Diante deste posicionamento, as empresas apresentaram proposta de Acordo em Controle de Concentrações (ACC), comprometendo-se com a obrigação solidária de pagar contribuição pecuniária no valor aproximado de R$ 718.554,00. O valor final levou em conta que os efeitos da operação no Brasil foram modestos, e não levantaram maiores preocupações concorrenciais, bem como que a última aquisição já havia sido notificada ao CADE e aprovada sem restrições.
Na mesma Sessão de Julgamento, foi celebrado acordo no âmbito de APAC que investigava um projeto conjunto de empreendimentos imobiliários pelas empresas Cyrela Brazil Realty S.A. Empreendimentos e Participações e Precon Engenharia S.A.

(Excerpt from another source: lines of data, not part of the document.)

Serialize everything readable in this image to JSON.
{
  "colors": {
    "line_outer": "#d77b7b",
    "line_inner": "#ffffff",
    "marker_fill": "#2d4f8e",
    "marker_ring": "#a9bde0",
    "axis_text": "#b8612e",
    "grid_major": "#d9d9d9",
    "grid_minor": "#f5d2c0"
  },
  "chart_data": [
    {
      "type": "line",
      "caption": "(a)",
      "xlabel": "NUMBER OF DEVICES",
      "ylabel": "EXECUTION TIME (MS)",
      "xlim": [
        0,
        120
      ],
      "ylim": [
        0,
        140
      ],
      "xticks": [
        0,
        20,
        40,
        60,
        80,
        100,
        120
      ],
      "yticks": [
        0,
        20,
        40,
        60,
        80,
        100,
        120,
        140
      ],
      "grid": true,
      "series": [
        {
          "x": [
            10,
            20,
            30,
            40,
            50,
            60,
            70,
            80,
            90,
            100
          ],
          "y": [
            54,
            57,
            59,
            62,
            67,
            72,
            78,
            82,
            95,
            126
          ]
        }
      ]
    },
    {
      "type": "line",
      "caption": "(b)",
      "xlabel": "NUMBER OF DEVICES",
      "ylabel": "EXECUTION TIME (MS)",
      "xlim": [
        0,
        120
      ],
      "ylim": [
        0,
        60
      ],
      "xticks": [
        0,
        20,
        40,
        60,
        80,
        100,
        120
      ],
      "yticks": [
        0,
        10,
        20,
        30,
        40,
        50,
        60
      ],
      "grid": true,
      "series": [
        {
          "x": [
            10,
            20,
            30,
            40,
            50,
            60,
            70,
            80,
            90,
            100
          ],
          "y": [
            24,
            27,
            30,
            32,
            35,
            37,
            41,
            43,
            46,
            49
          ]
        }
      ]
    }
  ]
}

Segundo as investigadas, a parceria não foi notificada ao CADE pois consistiria apenas na consecução do próprio objeto social de incorporadoras de empreendimentos imobiliários, envolvendo a constituição de uma Sociedade de Propósito Específico (SPE) não operacional para deter imóvel localizado em Taquara. Por outro lado, a SG afirmou que o fato de a operação envolver uma SPE não afastaria a competência legal do CADE para apreciar concentrações entre empresas, e tampouco justificaria a alegada não ocorrência de impactos relevantes ao ambiente concorrencial.
Sendo assim, as empresas propuseram um ACC contemplando contribuição pecuniária no valor de R$ 813.330,49, valor que considerou as regras usuais do CADE em relação ao tempo decorrido desde a consumação, o momento processual e a baixa gravidade da conduta, tendo em vista que a operação não levantava preocupações concorrenciais.
Por fim, a Companhia de Investimentos em Infraestrutura e Serviços (CIIS) e a Concessionária do VLT Carioca S.A. (VLT Carioca) estavam sendo investigadas em razão da consumação prévia de operação que envolvia aquisição de controle unitário da VLT Carioca pela CIIS.
A CIIS argumentou que detinha, originalmente, participação de 24,93% na VLT Carioca, mas que foram realizados, ao longo do tempo, aumentos de capital e compras automáticas na VLT Carioca, com o objetivo tão somente de cumprir obrigações contratuais previstas no contrato de concessão de serviço público assinado em decorrência de processo licitatório.
As partes defenderam que a operação estaria isenta de notificação ao CADE, com base no artigo 90, parágrafo único da Lei de Defesa da Concorrência, que prevê uma isenção exclusivamente para contratos associativos, consórcios ou joint ventures destinados às licitações públicas e contratos decorrentes. De acordo com a Superintendência-Geral do CADE, no entanto, o caso não se enquadraria no referido artigo, sendo uma aquisição de participação acionária subsequente.